In his Treatise of Human Nature, Hume puts forward that reason is passion’s slave. This appeals to me. I like to see the duality in these terms, with emotion having primacy. The Scottish philosopher, John MacMurray, like Hume, believed that emotion determines the substance of reason and provides its nourishment and sustenance. He believes that to be truly human, one must prioritise emotion over reason. This is what resonates the most with me as an aspiring headteacher; I want to be ‘truly human’ and to allow emotion to be a trusted addition to my leadership repertoire, perhaps even be the first thing on which I would draw in the face of challenge.

Resonant though this may be to me, I know headteachers who would disagree. They would not prioritise emotion, would not give emotion a privileged place of trust; would instead approach it with suspicion and cynicism. Some headteachers see emotion as being at war with reason, or at best as a prop for reason, rather than equitable to it, or heaven forbid – elevated above it.

I believe in the agential power of headteachers to dictate what Arlie Hochschild calls the ‘feeling rules’ of their organisation. Andy Hargreaves agrees (Hargreaves has written a great deal on this topic and I am a huge fan – show me another academic that writes in such an accessible way) and says that we must acknowledge that wielding power in leadership is always an emotionally political practice. Hargreaves sees leaders as creators of conditions that promote emotional understanding or misunderstanding.

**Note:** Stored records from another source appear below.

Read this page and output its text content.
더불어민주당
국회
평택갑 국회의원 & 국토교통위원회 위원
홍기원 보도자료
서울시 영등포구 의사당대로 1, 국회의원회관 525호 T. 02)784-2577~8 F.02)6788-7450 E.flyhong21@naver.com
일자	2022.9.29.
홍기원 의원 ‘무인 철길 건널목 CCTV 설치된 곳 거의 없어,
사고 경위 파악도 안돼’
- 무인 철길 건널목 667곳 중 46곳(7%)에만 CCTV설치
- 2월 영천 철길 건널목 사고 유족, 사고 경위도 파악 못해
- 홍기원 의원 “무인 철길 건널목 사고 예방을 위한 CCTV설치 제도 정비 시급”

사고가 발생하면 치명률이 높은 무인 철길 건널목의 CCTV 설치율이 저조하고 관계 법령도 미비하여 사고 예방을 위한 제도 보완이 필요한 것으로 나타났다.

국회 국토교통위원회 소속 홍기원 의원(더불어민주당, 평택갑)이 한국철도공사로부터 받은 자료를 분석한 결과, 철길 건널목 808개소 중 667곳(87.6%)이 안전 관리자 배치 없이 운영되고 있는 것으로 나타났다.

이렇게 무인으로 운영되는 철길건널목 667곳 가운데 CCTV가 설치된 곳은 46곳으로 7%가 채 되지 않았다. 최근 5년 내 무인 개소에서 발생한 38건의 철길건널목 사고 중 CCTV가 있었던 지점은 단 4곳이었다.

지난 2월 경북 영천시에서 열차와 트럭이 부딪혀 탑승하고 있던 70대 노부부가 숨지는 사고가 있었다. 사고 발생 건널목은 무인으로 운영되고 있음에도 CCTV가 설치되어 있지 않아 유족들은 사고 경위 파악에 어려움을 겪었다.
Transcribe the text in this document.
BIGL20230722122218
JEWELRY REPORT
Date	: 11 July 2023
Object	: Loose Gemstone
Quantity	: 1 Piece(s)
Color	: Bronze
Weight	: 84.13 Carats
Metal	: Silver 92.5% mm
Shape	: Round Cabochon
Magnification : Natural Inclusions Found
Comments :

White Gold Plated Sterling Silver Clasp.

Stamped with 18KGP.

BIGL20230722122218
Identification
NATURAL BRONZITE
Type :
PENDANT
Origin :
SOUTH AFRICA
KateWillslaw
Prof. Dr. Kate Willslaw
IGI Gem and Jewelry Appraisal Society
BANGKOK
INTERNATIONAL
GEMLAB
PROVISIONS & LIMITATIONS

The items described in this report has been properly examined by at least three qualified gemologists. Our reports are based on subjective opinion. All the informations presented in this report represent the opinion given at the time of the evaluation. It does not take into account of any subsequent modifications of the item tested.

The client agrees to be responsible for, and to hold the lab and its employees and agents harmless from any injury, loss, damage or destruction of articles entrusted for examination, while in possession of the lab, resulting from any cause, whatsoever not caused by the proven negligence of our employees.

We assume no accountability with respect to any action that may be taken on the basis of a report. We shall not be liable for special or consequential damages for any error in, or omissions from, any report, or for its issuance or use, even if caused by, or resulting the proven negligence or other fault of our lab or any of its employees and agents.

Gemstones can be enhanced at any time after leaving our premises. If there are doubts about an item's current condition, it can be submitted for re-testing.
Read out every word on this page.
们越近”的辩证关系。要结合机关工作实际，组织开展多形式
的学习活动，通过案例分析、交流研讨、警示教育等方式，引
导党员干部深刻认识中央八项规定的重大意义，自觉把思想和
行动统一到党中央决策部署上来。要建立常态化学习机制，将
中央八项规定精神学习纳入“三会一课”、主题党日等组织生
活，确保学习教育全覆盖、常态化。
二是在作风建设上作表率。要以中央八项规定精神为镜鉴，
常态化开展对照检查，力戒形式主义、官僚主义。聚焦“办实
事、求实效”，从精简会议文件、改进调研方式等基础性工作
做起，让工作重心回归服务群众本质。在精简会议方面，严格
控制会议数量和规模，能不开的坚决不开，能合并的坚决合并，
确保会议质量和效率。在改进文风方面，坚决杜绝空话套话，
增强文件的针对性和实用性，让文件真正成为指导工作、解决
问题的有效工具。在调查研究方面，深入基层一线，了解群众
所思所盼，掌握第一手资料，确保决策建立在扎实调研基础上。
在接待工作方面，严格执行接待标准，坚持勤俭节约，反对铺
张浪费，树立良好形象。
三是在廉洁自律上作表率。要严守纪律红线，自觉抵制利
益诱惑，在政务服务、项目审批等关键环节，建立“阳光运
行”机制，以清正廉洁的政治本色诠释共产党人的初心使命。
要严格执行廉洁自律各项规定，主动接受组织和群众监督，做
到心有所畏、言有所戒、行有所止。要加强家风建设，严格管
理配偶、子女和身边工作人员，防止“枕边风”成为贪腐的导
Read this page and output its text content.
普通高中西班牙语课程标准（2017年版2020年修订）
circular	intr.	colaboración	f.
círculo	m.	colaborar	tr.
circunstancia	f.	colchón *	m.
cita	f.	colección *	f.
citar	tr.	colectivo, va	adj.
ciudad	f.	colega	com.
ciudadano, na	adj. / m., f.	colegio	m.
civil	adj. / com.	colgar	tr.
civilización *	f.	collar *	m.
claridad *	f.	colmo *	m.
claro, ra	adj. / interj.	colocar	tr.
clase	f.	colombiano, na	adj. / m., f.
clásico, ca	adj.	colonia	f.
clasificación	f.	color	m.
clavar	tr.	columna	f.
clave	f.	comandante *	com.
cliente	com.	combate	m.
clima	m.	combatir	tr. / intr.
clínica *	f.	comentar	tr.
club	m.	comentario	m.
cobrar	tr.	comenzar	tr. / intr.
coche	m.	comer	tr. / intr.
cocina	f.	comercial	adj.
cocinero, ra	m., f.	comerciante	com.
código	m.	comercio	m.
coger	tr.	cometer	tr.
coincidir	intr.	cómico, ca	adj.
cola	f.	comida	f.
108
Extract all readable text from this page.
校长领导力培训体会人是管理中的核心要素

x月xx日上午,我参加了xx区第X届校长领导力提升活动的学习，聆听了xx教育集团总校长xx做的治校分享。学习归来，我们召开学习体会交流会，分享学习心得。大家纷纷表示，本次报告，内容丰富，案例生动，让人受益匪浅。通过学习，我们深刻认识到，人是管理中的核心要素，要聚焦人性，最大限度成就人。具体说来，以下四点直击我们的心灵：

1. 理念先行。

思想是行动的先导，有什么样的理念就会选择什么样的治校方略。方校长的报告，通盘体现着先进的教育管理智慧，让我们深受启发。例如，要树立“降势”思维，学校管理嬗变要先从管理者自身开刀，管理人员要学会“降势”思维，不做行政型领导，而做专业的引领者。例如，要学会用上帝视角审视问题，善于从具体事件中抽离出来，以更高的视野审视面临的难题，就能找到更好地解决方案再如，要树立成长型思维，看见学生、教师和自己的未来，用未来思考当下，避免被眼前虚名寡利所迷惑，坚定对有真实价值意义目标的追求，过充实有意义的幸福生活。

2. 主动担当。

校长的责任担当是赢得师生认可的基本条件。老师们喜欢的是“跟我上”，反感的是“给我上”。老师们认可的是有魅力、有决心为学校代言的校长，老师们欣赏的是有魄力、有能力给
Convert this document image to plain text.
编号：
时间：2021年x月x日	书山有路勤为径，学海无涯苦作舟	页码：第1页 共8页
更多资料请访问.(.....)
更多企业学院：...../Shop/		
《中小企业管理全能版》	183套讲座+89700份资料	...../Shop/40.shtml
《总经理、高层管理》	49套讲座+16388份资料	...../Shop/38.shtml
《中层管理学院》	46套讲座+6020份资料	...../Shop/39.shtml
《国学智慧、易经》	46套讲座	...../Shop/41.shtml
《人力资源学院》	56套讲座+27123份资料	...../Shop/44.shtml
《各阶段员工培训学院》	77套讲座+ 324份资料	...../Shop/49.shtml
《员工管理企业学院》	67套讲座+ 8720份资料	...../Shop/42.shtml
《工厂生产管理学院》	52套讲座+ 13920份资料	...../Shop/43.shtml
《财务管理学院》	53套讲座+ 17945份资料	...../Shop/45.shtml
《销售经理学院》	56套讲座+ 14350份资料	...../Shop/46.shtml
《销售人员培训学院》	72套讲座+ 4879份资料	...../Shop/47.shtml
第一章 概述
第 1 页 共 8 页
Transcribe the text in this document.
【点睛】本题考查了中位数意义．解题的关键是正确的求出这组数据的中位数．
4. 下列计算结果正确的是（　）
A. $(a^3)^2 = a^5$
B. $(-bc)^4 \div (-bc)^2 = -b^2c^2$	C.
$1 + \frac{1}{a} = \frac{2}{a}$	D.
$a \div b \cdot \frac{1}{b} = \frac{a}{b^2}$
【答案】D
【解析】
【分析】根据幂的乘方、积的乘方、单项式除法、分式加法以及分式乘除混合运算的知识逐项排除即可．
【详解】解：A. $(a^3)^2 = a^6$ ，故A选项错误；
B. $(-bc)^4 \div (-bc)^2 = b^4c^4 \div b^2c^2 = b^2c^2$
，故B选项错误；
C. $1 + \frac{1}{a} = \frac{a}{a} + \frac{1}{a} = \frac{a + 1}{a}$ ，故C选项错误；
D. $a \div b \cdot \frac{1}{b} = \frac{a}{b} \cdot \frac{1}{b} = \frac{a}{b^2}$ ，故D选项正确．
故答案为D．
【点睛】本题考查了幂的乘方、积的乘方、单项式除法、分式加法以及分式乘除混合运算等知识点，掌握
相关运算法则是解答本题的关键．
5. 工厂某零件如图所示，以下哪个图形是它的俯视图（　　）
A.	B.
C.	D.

Of course, this places considerable pressure on headteachers to recognise these conditions and to see themselves as responsible not only for the academic achievement of students, but for the emotional experiences of everyone in the school community. It’s a huge ask. And a frightening prospect for many. Perhaps it’s no wonder we have a headteacher recruitment crisis, when you look at the role through this lens.

What we need to do is give headteachers the opportunity to talk, with immunity, about their emotional experiences as leaders. If we don’t, there is a risk that the current educational context of high accountability will create a disenchanted vision of ‘specialists without spirit’ (Weber, 1930). Even if space is created for headteachers to talk about emotion, casting off the culturally-embedded, ‘expected’ performance of ‘hero-head’, involves risk and requires courage. The current accountability context that values output rather than belief creates a climate of risk within which headteachers are more likely to capitulate to the performance, than to resist. Accounts of successive headteachers walked off the premises is an all-too-frequent feature of the educational landscape today. Asking headteachers to be courageous about emotion in that environment is tough. The only way to achieve that degree of bravery, in my opinion, is moral purpose – a critical antecedent for a sense of authenticity that has the potential to help headteachers find the necessary courage. I’m aware that it’s very easy to say, and much less easy to do.

If and when I am one day a headteacher, I want to be free to be my imperfect self. Megan Crawford argues that emotions reveal our values; they inhabit us and construct our identities because they are what is most real to us at any given moment. This resonates with me so much. I cannot separate myself from my emotional core, particularly in a professional capacity.

I am advocating a personal, inherently emotional, but courageous approach to leadership, where headteachers write their own script. The educational context is a stage, on which leaders should embrace emotion not as thwarting, but as aiding; not as an obstacle but as an opportunity; not as wearing borrowed robes, but as a full expression of self.